Le Quatuor Arditti est un cas. Fondé en 1974, il a à son actif la création de plusieurs centaines de quatuors à cordes. C’est impressionnant. Son sérieux, son engagement en faveur de la musique contemporaine comme son étroit travail aux côtés des compositeurs méritent évidemment d’être salués. Il joue un rôle majeur, essentiel même, dans le renouvellement de l’écriture pour quatuor, forme musicale créée au dix-huitième siècle et qui perdure en grande partie grâce aux Arditti. Ceux-ci sont ainsi systématiquement invités à la Biennale, peut-être au détriment d’autres ensembles. Mais son quasi-monopole alimenté par le fait qu’il crée tout, ou presque, et que les compositeurs de leur côté sont évidemment trop heureux de trouver preneurs de leur création laissent interrogatif. Il n’est pas sûr que les œuvres interprétées soient ainsi les mieux servies.

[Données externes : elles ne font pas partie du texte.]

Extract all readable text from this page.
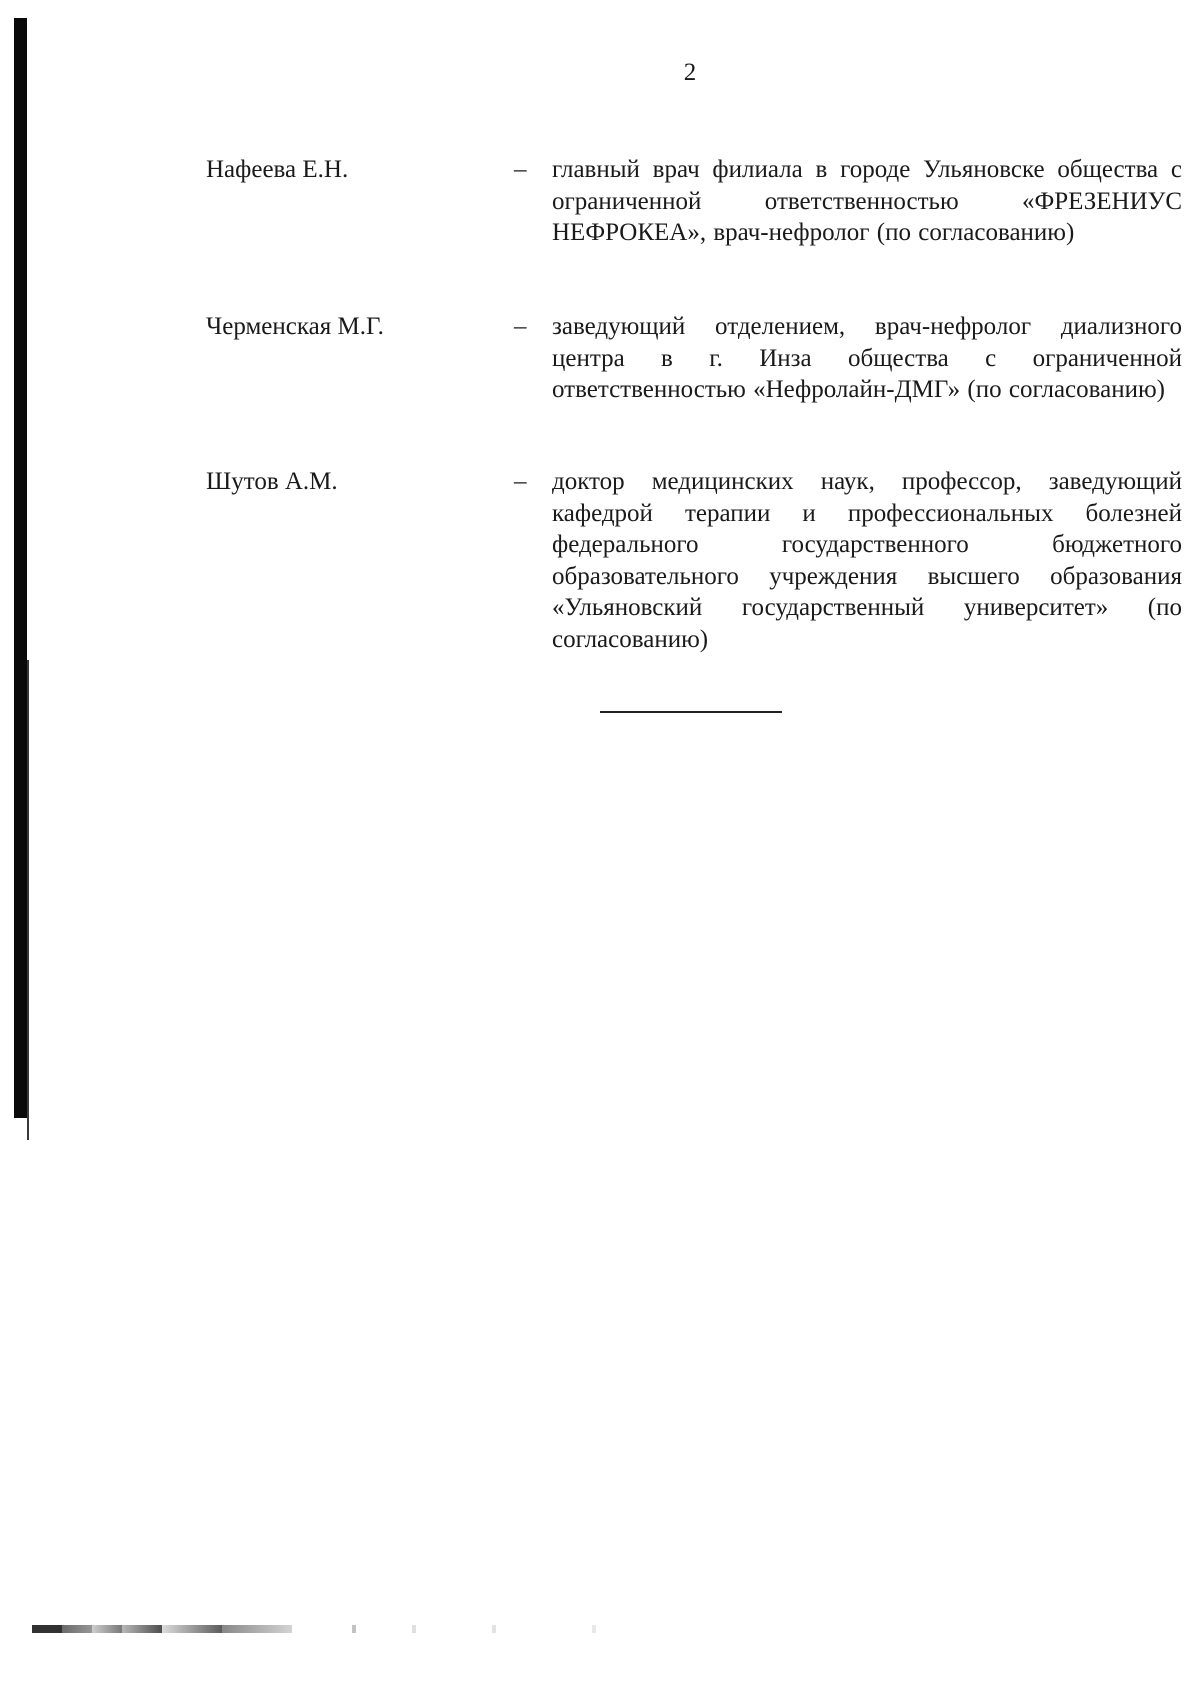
2
Нафеева Е.Н.	– главный врач филиала в городе Ульяновске общества с ограниченной ответственностью «ФРЕЗЕНИУС НЕФРОКЕА», врач-нефролог (по согласованию)
Черменская М.Г.	– заведующий отделением, врач-нефролог диализного центра в г. Инза общества с ограниченной ответственностью «Нефролайн-ДМГ» (по согласованию)
Шутов А.М.	– доктор медицинских наук, профессор, заведующий кафедрой терапии и профессиональных болезней федерального государственного бюджетного образовательного учреждения высшего образования «Ульяновский государственный университет» (по согласованию)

C’est non seulement le cas pour ce Troisième Quatuor mais aussi sans doute pour le quatuor Spatiphyllum’s Supreme Silence (2021) de la jeune compositrice franco-espagnole Clara Olivares (née en 1993) créé ce soir même si l’œuvre, aux développements organiques, animée par de lents glissandos, les instruments se passant le relais, n’a pas la puissance inventive des pièces de Manoury, tout en étant très prometteuse.